According to a hearsay, Bakarkhani was invented in the middle of the 18th century. It is believed that Bakarkhani was first made by the people of Sylhet. Sylhetis learnt making Bakarkhani from the Afghans who stayed in Sylhet after defeated by the Mughals in 1612. Later many Sylhetis came to Dhaka and started making Bakarkhani commercially. At present most of Dhaka's bakarkhani sellers are from the Sylhet Division.
From the second half of the 19th century, Europeans and Muslims introduced biscuits and loaves in the Sylhet region that attracted the Muslim community highly.
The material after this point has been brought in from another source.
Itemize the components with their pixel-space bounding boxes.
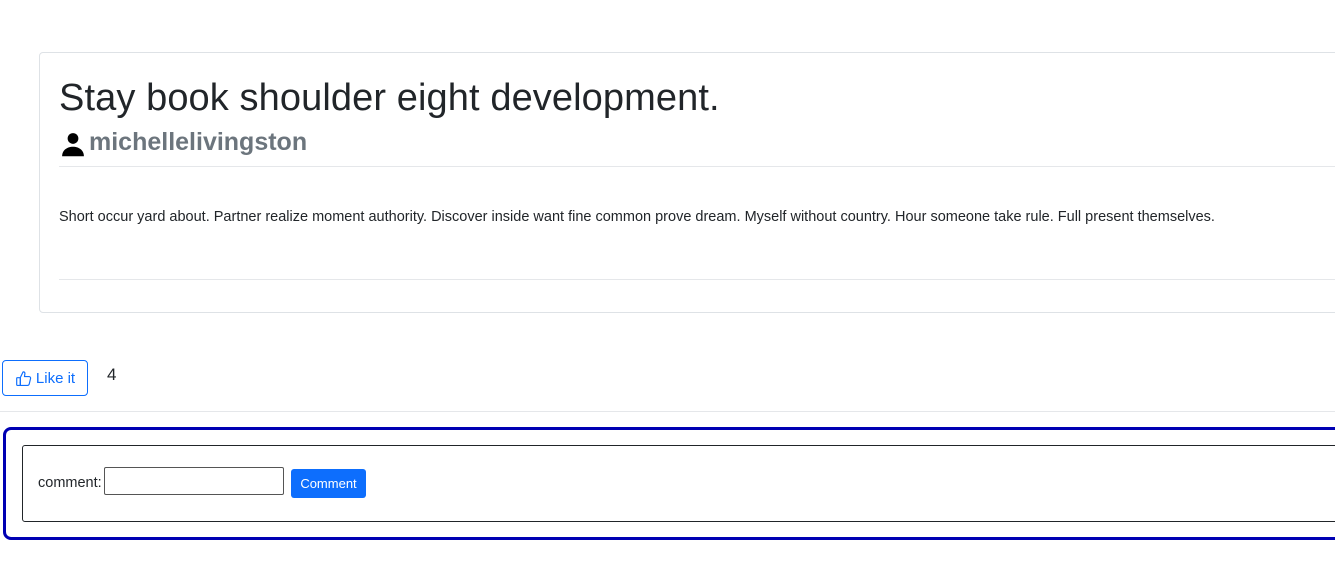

It gained popularity by the Hindus much more later.
Handesh is a sweet and puffy deep-fried snack made of molasses or sugar and flour. It is also known as teler pitha. It is often eaten with tea as a snack. It is very famous on special occasions such as naming ceremonies and wedding festivities and at the time of Eid festival of the Sylhetis.
Nunor Bora also known as Nungora is a savoury rice flour snack. It is made of onion, ginger and turmeric that gives the snack its golden appearance. It is eaten with tea as a snack and is very popular at the time of Eid festival to the Sylhetis. Nunor Bora can be stored in a fridge for a later usage without frying.
Sunga Fita is a traditional rice cake (pitha). This unique delicacy is prepared by stuffing the sticky rice inside young bamboo and smoke slowly. Once the delicacy is prepared, the rice cake is separated from the tube as a candle. It is also made with binni rice, milk, sugar, coconut, and rice powder.
Tusha Shinni is a type of flour halwa and a popular desert. This dish is lightly spicy, soft and sweet. It is very famous in different religious occasions. Frying flour and adding it to sugary syrup, Tusha Shinni is prepared. Garnish with raisins, almonds etc. it is served.